We are also working in collaboration with Search and Retrieval of Indic Texts (SARIT). This digital humanities initiative provides electronic editions of texts in Sanskrit and other Indian languages, all marked (tagged) using the rich Text Encoding Initiative (TEI) system. One of our goals is to provide direct links from works listed on our website to SARIT's actual texts.

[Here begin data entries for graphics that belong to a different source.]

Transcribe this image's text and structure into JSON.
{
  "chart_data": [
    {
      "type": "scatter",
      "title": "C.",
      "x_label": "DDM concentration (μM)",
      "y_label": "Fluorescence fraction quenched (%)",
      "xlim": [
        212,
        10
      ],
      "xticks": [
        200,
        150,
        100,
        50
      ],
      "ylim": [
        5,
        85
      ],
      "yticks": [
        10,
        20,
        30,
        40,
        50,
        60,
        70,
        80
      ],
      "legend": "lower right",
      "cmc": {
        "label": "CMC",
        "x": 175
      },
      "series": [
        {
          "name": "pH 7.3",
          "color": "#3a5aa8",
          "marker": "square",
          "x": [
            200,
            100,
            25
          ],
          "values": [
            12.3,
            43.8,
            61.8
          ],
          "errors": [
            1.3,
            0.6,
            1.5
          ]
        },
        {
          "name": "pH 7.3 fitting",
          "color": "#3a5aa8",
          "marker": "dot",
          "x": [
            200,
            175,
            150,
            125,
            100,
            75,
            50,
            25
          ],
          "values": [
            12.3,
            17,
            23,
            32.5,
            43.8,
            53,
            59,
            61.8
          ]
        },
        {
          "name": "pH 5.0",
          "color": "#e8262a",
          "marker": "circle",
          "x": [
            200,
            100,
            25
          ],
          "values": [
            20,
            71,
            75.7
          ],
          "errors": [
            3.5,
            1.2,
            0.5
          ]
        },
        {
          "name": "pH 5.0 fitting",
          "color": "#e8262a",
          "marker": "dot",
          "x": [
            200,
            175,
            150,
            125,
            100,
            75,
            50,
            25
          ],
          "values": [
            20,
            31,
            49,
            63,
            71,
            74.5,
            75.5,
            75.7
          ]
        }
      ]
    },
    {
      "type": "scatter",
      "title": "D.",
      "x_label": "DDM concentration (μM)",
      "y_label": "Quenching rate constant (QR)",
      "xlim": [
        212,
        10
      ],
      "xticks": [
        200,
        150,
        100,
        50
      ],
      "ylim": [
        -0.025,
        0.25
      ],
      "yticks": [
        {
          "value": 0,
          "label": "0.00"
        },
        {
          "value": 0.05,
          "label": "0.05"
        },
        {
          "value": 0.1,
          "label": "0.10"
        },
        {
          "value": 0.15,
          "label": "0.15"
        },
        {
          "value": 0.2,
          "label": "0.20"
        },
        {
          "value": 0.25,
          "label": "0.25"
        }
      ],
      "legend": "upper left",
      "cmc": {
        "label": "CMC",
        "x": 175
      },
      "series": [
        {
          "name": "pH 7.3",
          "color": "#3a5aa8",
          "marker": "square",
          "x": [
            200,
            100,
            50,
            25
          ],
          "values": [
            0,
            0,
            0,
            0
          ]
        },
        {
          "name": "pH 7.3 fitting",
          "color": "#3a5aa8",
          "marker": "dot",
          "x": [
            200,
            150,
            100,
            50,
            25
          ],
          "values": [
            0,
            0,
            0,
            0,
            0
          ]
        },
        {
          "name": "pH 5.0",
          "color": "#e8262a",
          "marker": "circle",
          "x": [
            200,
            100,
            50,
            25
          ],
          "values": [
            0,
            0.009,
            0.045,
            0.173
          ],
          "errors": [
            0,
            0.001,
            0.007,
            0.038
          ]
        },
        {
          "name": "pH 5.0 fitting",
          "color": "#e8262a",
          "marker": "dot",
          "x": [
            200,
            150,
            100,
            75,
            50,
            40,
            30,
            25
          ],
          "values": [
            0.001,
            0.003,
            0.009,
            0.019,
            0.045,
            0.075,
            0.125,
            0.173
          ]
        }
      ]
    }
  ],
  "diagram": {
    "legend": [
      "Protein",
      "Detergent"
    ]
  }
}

In 2015 Pandit entered a collaboration with the "Age of Vedānta" project headed by Professors Ajay Rao (University of Toronto) and Lawrence McCrea (Cornell). Graduates working with professors Rao and McCrea enter data on what during the second millennium CE became the dominant school of thought within Hinduism. The data-entry phase of this contribution began during the summer of 2016. The team working on this project, headed by Jonathan Peterson from the University of Toronto, has completed entering the first out of three printed volumes that make up BORI's descriptive catalog on Vedānta: 377 manuscripts that belong to about 200 works have been entered, as well as 1515 extracts and various other related entities (authors, scribes, etc.). Overall, we successfully imported a third of the dataset. We hope to complete the work by the summer of 2019.

Credits

Pandit's policy about its data is simple: all the data is public, freely accessible, and sharable under Creative Commons licensing (specifically, CC BY-NC-SA 4.0). We ask our users to give fair credit to Pandit when credit is due and, of course, contribute from their knowledge and experience to the database. We hope we have succeeded in creating clear and straightforward credit and citation protocols for Pandit to encourage researchers to contribute to the database, knowing that their contributions will be professionally recognized. At the bottom of every content page, there is a list of everyone who has contributed to it. Pandit uses a basic algorithm to calculate the weight of every contributor's contribution. The order in which the names are listed (in this list and the suggested citation) reflects this algorithm. We will revisit the algorithm as needed as we go along. Of course, our system saves all the revisions to any given entity. A reader can access old revisions and compare them to more recent ones.